“I’m too tired for metaphors,” she said with remorse.

“Not once in all our married years have, I ever gotten away with one. All the same, here is another: We are all plays in the lexicon of time. Lysander will copy over his parts to Duffy’s folio and some of him will be with us for years to come. Our face may change but what we stand for remains the same.”

Ruby rolled her eyes. “If Duffy stands for anything it’s belligerence and stubbornness.”

“Exactly! No matter if he is tall or short, young, or old, the man inside remains the same.”

“I can’t even remember what he looked like the day we met.” Ruby remembered the snotty nose and the whiney voice, but not the haggard expression and street fighting scars.

“I don’t remember you either.”

“I looked exactly like this!”

“Did you?” Leopold grit his teeth. “The point is it’s not what we look like that matters. It’s what’s in our hearts.”

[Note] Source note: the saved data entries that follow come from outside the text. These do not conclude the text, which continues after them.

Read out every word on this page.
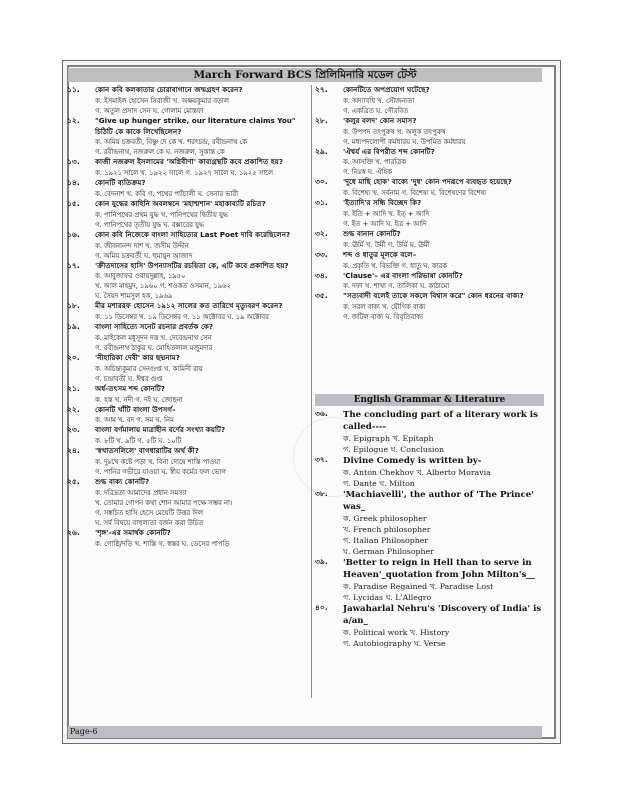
March Forward BCS প্রিলিমিনারি মডেল টেস্ট
১১.	কোন কবি কলকাতার চোরাবাগানে জন্মগ্রহণ করেন?
ক. ইসমাইল হোসেন সিরাজী খ. অক্ষয়কুমার বড়াল
গ. অতুল প্রসাদ সেন ঘ. গোলাম মোস্তফা
১২.	"Give up hunger strike, our literature claims You" চিঠিটি কে কাকে লিখেছিলেন?
ক. অমিয় চক্রবর্তী, বিষ্ণু দে কে খ. শরৎচন্দ্র, রবীন্দ্রনাথ কে
গ. রবীন্দ্রনাথ, নজরুল কে ঘ. নজরুল, সুকান্ত কে
১৩.	কাজী নজরুল ইসলামের 'অগ্নিবীণা' কাব্যগ্রন্থটি কবে প্রকাশিত হয়?
ক. ১৯২১ সালে খ. ১৯২২ সালে গ. ১৯২৭ সালে ঘ. ১৯২৫ সালে
১৪.	কোনটি ব্যতিক্রম?
ক. বেদনাশ খ. কবি গ. পথের প্যাঁচালী ঘ. সেনার ভারী
১৫.	কোন যুদ্ধের কাহিনি অবলম্বনে 'মহাশ্মশান' মহাকাব্যটি রচিত?
ক. পানিপথের প্রথম যুদ্ধ খ. পানিপথের দ্বিতীয় যুদ্ধ
গ. পানিপথের তৃতীয় যুদ্ধ ঘ. বক্সারের যুদ্ধ
১৬.	কোন কবি নিজেকে বাংলা সাহিত্যের Last Poet দাবি করেছিলেন?
ক. জীবনানন্দ দাশ খ. জসীম উদ্দীন
গ. অমিয় চক্রবর্তী ঘ. হুমায়ুন আজাদ
১৭.	'ক্রীতদাসের হাসি' উপন্যাসটির রচয়িতা কে, এটি কবে প্রকাশিত হয়?
ক. আবুজাফর ওবায়দুল্লাহ, ১৯৫০
খ. আল মাহমুদ, ১৯৬০ গ. শওকত ওসমান, ১৯৬২
ঘ. সৈয়দ শামসুল হক, ১৯৬৯
১৮.	মীর মশাররফ হোসেন ১৯১২ সালের কত তারিখে মৃত্যুবরণ করেন?
ক. ১১ ডিসেম্বর খ. ১৯ ডিসেম্বর গ. ১১ অক্টোবর ঘ. ১৯ অক্টোবর
১৯.	বাংলা সাহিত্যে সনেট রচনার প্রবর্তক কে?
ক. মাইকেল মধুসূদন দত্ত খ. দেবেন্দ্রনাথ সেন
গ. রবীন্দ্রনাথ ঠাকুর ঘ. মোহিতলাল মজুমদার
২০.	'নীহারিকা দেবী' কার ছদ্মনাম?
ক. অচিন্ত্যকুমার সেনগুপ্ত খ. কামিনী রায়
গ. চন্দ্রাবতী ঘ. ঈশ্বর গুপ্ত
২১.	অর্ধ-তৎসম শব্দ কোনটি?
ক. হস্ত খ. নদী গ. দই ঘ. জোছনা
২২.	কোনটি খাঁটি বাংলা উপসর্গ–
ক. আম খ. বদ গ. সম ঘ. নিম
২৩.	বাংলা বর্ণমালায় মাত্রাহীন বর্ণের সংখ্যা কয়টি?
ক. ৮টি খ. ৯টি গ. ৫টি ঘ. ১০টি
২৪.	'স্বখাতসলিলে' বাগধারাটির অর্থ কী?
ক. দুঃখে কষ্টে পড়া খ. বিনা দোষে শাস্তি পাওয়া
গ. পানির গভীরে যাওয়া ঘ. স্বীয় কর্মের ফল ভোগ
২৫.	শুদ্ধ বাক্য কোনটি?
ক. দরিদ্রতা আমাদের প্রধান সমস্যা
খ. তোমার গোপন কথা শোন আমার পক্ষে সম্ভব না।
গ. সঙ্কচিত হাসি হেসে মেয়েটি উত্তর দিল
ঘ. সর্ব বিষয়ে বাহুল্যতা বর্জন করা উচিত
২৬.	'শৃঙ্গ'-এর সমার্থক কোনটি?
ক. গোষ্ঠি/দড়ি খ. শাস্তি গ. স্বস্তর ঘ. ডেসের পাপড়ি
২৭.	কোনটিতে অপপ্রয়োগ ঘটেছে?
ক. অদ্যাবধি খ. সৌজন্যতা
গ. একত্রিত ঘ. গৌরবিত
২৮.	'কলুর বলদ' কোন সমাস?
ক. উপপদ তৎপুরুষ খ. অলুক তৎপুরুষ
গ. মধ্যপদলোপী কর্মধারয় ঘ. উপমিত কর্মধারয়
২৯.	'ঐশ্বর্য এর বিপরীত শব্দ কোনটি?
ক. আসক্তি খ. পারত্রিক
গ. নিঃস্ব ঘ. ঐহিক
৩০.	'দুধে মাছি হোক' বাক্যে 'দুধ' কোন পদরূপে ব্যবহৃত হয়েছে?
ক. বিশেষ্য খ. সর্বনাম গ. বিশেষ্য ঘ. বিশেষণের বিশেষ্য
৩১.	'ইত্যাদি'র সন্ধি বিচ্ছেদ কি?
ক. ইতি + আদি খ. ইত্ + আদি
গ. ইত + আদি ঘ. ইত্র + আদি
৩২.	শুদ্ধ বানান কোনটি?
ক. ঊর্মি খ. উর্মী গ. উর্মি ঘ. ঊর্মী
৩৩.	শব্দ ও ধাতুর মূলকে বলে–
ক. প্রকৃতি খ. বিভক্তি গ. ধাতু ঘ. কারক
৩৪.	'Clause'– এর বাংলা পরিভাষা কোনটি?
ক. দফা খ. শাখা গ. তালিকা ঘ. কাঠামো
৩৫.	"সত্যবাদী বলেই তাকে সকলে বিশ্বাস করে" কোন ধরনের বাক্য?
ক. সরল বাক্য খ. যৌগিক বাক্য
গ. জটিল বাক্য ঘ. বিবৃতিবাক্য
English Grammar & Literature
৩৬.	The concluding part of a literary work is called----
ক. Epigraph খ. Epitaph
গ. Epilogue ঘ. Conclusion
৩৭.	Divine Comedy is written by-
ক. Anton Chekhov খ. Alberto Moravia
গ. Dante ঘ. Milton
৩৮.	'Machiavelli', the author of 'The Prince' was_
ক. Greek philosopher
খ. French philosopher
গ. Italian Philosopher
ঘ. German Philosopher
৩৯.	'Better to reign in Hell than to serve in Heaven'_quotation from John Milton's__
ক. Paradise Regained খ. Paradise Lost
গ. Lycidas ঘ. L'Allegro
৪০.	Jawaharlal Nehru's 'Discovery of India' is a/an_
ক. Political work খ. History
গ. Autobiography ঘ. Verse
Page-6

“Nice save,” Ruby seethed.

“I’d love you no matter your size or shape. If anything, I thought you would be pleased to have a younger brother to boss around again. What did Wainwright used to say about you two?”

Ruby looked back to those heady days of summer and smiled. “The student always surpasses the mentor.”

“That’s it. Duffy became everything you taught him to be and more besides.”

“He did. Everything I had to teach still was not enough. His curiosity is insatiable.”

Leopold sipped his drink and watched the hearth’s last embers begin to die. Rather than stoke it, he let it die hoping the ensuing chill would give him opportunity to move their discussion to their warm, welcoming bed. His bones still ached from the reconstruction of their home and the endless nights spent pouring over accounts and ledgers to somehow make the damages disappear into petty cash.

“I won’t do that again. I’m done with the stage.”

Leopold blinked. The shock was visible on his face even in the twilight.

“As I live and breathe, did Ruby Winchester just hang up her cape?”

Ruby pouted.

“Oh, don’t look at me like that. We tried. The spark kept us warm through grief but it’s never going to be more than nostalgia. Years apart fighting our own personal wards put the troupe to the sword.”

“Not once in five centuries have you been anything besides an actor. Song and dance and platitudes are in your blood.” Though supportive, Leopold’s mind wandered to the prospect of having his wife home more often. He started to say his prayers for his liquor cabinet.

“I know. But life is too short. Especially now. We have one life left; I don’t want to spend it on the road.”